Documenting another era in time

I just watched Harvard Beats Yale 29-29, a documentary about the 1968 football Game between Harvard and Yale. The game is one of the more infamous comeback stories from college football, with Harvard tying the score in the final seconds. Yale was heavily favored to win, and led for most of the game but then everything fell apart. “It was as if some spirit came into the stadium and turned everything around,” says one of the players interviewed in the film.

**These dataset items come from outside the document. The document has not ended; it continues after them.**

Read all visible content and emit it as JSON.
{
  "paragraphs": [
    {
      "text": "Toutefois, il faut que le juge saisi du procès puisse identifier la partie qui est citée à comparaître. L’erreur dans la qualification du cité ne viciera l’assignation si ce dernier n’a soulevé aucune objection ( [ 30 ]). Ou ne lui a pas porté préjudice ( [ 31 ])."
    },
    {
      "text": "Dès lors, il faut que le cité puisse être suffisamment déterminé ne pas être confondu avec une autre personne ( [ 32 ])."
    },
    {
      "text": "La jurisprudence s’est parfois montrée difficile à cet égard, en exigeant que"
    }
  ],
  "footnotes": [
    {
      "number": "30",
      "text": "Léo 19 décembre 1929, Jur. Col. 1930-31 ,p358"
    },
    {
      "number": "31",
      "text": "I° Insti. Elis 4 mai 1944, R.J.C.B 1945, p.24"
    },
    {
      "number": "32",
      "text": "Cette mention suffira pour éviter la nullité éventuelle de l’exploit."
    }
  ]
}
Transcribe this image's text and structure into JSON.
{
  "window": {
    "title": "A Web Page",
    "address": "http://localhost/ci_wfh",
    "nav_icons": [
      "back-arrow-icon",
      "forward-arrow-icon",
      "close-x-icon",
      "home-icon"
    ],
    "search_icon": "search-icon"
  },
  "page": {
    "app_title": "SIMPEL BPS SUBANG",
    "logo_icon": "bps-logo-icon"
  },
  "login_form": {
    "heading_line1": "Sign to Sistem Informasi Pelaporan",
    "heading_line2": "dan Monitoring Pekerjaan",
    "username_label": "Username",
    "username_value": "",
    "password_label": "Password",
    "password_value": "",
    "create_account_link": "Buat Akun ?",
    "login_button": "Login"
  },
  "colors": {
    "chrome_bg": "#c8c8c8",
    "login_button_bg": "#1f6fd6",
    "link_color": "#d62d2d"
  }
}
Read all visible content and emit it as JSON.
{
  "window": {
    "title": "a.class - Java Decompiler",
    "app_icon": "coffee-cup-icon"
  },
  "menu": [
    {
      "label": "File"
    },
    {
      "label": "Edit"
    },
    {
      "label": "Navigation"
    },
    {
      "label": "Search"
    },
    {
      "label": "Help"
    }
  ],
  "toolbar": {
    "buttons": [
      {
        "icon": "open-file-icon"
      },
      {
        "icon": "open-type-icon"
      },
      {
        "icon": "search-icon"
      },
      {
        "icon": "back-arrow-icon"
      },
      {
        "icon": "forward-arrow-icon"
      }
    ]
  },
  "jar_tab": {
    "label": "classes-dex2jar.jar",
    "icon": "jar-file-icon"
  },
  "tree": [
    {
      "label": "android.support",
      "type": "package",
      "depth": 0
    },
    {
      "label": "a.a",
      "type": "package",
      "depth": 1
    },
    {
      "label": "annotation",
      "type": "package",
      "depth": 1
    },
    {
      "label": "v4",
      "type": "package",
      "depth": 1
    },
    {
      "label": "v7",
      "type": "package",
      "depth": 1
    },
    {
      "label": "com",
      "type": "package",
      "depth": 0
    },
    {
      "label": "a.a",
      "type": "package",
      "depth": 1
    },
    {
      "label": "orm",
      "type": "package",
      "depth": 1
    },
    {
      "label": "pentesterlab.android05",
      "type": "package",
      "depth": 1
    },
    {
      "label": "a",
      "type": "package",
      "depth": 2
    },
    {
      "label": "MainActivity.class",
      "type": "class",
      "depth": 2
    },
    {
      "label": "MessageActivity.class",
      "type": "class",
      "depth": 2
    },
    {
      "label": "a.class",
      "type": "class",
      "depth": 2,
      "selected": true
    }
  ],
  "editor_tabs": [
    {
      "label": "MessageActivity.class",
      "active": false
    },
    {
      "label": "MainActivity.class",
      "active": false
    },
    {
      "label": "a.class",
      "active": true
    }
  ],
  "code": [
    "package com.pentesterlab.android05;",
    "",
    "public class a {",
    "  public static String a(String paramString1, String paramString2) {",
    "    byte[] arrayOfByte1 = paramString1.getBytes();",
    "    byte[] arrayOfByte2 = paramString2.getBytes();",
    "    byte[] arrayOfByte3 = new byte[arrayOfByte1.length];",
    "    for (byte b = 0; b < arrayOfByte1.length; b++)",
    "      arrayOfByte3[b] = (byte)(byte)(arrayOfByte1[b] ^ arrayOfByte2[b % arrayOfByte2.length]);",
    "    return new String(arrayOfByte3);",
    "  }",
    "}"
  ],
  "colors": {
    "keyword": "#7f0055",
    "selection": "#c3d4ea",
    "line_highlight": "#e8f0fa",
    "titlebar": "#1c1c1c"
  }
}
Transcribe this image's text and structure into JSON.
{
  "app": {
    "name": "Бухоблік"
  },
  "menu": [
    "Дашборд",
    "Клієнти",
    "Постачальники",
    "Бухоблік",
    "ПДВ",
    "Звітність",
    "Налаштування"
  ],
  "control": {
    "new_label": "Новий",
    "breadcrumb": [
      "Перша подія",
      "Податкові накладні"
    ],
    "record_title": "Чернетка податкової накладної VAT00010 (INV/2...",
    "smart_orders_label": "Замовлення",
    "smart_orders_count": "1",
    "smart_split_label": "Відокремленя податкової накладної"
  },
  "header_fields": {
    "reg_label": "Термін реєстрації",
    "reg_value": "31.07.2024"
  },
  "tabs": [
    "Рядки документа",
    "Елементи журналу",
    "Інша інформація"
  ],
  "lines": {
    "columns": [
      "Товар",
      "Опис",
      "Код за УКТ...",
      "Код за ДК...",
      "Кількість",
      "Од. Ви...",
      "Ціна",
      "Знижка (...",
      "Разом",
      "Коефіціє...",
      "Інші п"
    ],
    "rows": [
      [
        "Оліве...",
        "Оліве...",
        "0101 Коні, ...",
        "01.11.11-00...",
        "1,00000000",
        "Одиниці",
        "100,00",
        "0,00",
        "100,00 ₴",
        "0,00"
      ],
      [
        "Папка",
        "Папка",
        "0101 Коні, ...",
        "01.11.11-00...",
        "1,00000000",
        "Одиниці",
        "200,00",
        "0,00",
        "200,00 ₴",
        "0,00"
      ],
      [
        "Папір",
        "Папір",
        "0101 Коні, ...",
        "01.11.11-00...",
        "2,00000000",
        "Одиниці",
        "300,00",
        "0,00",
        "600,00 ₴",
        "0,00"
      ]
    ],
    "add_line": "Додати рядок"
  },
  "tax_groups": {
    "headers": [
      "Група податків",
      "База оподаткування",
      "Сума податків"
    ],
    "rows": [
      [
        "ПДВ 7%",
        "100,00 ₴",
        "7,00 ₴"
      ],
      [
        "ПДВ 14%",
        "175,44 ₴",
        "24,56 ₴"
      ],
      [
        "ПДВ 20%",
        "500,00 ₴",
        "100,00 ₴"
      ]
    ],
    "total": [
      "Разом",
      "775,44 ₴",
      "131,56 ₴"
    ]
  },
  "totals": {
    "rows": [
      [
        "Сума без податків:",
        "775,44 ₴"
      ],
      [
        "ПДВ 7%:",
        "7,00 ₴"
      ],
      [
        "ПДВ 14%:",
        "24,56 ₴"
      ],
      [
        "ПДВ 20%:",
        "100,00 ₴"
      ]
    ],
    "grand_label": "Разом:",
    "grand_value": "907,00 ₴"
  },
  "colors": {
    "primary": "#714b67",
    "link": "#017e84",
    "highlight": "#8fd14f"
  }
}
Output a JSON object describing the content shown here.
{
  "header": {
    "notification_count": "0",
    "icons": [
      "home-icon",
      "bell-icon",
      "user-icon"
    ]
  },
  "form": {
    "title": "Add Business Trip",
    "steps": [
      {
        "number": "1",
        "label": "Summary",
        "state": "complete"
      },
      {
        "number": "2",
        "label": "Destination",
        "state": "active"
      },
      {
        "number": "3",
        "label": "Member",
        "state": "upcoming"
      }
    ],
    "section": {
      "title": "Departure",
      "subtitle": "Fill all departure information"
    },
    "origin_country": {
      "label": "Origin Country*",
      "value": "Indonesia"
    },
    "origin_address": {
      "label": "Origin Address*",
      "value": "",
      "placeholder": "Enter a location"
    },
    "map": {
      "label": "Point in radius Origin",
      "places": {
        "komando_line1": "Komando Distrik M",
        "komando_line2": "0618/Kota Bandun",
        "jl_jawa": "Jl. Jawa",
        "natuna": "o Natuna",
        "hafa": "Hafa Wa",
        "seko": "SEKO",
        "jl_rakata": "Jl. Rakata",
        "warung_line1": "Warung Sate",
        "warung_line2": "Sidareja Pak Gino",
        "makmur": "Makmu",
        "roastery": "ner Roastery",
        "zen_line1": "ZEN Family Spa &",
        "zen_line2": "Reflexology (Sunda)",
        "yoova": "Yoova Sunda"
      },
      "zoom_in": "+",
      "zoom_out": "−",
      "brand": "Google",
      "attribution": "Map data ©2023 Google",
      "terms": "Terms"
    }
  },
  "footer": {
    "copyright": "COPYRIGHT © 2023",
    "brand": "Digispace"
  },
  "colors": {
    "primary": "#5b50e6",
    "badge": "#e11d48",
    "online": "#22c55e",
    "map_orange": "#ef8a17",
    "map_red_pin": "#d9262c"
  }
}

I enjoyed the film, which is very nicely done, but watching it felt very strange, as though a moment in time had been captured in celluloid amber. I think most of this feeling is due to the brilliance of the director who only uses interview footage, a kinescope of the game, and a few still photographs for the entire visual experience of the film. It creates an insulated feel to the whole experience, just these old men talking about a time in their lives when they were part of sporting history. Some of them talk about their brushes with celebrity, such as dating Meryl Streep or George W. Bush being arrested for tearing down the goalposts after the Princeton game. Tommie Lee Jones is a film celebrity today and he roomed with Al Gore during his years at Harvard. But none of the men talk about themselves, or about the later events of their lives. The material is focused completely on the game. Side comments come out through the course of the film about the changes happening during the 1960s: birth control, the Vietnam war, the riots in Chicago, riots on campuses, and more. Another filmmaker might have chosen to illustrate these moments with archival footage or even still photographs, but Kevin Rafferty just lasers in on the game footage and the men remembering that time in their lives. It is really well done.

I sometimes wished for a larger focus but in the end I think I understand why Rafferty chose to tell his story with such focus on the Game. He wanted to show how memory makes some events significant to our own consciousnesses and other events sort of fade into the background. Significance is not always under our control.